Mitch LeBlanc has written an alleged defense of his attempt to redefine God and hence defeat the presuppositionalist program. You may find his article here:
During a debate, Mitch asked of Razorskiss, “What if God is deceiving you?”
Several times now I have stated that this question is subject to Fallacy of Complex Question. Mitch disagrees, writing, “I did not present a false dichotomy of a yes or no, in which case I would agree that a labelling [sic] of my question as fallacy would be warranted” and “my question (2) does not force an answer in a similar manner [to illustrative question ‘1’ (“Do you know that God is deceiving you?”)]” in an attempt to justify this disagreement. My response to this is that Mitch just needs to review the fallacy in question. For the Fallacy of Complex Question to apply to a question the question does not need to require a “Yes or No” answer, therefore Mitch’s attempted justification for disagreement on whether or not the fallacy applies fails.

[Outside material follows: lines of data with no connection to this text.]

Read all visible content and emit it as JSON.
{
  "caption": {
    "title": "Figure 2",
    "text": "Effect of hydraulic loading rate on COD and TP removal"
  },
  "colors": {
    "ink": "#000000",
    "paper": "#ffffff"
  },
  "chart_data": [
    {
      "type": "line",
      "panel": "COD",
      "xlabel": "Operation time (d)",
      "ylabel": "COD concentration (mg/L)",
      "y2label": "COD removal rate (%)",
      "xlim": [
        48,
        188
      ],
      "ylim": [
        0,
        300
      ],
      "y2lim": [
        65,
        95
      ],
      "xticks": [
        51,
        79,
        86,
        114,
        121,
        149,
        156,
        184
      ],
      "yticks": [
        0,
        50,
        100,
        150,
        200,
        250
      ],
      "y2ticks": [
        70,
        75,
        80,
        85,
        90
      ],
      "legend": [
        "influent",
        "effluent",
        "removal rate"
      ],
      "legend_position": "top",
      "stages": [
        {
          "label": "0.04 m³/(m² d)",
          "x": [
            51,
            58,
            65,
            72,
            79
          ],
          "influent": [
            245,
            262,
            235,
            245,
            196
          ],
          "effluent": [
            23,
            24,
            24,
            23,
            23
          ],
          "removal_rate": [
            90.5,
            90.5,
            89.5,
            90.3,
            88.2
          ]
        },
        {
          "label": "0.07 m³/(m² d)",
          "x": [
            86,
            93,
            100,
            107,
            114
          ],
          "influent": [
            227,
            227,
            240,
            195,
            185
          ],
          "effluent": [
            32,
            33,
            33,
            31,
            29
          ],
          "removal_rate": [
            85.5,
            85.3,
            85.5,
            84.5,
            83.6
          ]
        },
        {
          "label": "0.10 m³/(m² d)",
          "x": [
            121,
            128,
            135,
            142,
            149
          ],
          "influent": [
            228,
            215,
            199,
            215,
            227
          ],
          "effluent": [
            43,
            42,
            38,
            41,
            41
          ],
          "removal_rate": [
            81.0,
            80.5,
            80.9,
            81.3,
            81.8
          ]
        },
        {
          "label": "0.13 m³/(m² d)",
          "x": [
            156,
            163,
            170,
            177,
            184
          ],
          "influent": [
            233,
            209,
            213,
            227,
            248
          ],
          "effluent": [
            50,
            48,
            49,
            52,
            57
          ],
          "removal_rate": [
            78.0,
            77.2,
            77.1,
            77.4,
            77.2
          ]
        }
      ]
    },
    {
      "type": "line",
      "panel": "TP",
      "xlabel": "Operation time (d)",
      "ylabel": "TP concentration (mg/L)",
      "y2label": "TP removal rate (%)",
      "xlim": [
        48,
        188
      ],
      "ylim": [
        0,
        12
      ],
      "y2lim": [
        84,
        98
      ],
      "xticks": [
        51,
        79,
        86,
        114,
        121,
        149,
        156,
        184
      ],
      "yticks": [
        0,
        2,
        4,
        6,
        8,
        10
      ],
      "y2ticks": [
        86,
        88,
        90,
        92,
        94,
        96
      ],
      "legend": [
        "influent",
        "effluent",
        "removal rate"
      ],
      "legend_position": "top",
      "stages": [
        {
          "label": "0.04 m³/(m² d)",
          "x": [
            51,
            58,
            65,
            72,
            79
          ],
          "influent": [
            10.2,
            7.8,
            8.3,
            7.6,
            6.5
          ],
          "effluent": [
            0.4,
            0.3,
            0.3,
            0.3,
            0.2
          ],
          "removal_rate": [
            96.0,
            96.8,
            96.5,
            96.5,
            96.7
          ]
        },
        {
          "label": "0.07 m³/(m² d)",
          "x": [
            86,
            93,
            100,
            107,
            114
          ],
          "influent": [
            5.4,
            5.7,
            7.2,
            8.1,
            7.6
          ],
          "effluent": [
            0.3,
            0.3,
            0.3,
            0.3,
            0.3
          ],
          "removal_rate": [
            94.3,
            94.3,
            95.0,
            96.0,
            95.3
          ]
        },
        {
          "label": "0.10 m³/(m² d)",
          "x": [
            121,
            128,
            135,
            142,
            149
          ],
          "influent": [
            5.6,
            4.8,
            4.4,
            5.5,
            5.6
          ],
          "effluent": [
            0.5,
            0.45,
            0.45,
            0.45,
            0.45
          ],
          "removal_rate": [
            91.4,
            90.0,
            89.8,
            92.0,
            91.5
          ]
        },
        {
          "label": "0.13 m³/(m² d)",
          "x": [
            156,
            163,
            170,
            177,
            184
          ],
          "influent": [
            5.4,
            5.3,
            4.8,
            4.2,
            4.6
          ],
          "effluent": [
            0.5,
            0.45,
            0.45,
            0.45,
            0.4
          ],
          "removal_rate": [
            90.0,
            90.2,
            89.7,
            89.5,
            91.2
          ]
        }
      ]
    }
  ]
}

This aside, I have claimed that the question “What if God is deceiving you?” requires that some consequence or consequences be named if it is the case that God is deceiving the recipient of the question. I cannot think of how any such answer, if one were able to supply it (it is inconceivable to me that God should lie), would serve to further understanding for either the Objectivist or the presuppositionalist. The point of the question appears to me to be to suggest that God can lie, and nothing more. We will examine this suggestion soon, if the Lord wills.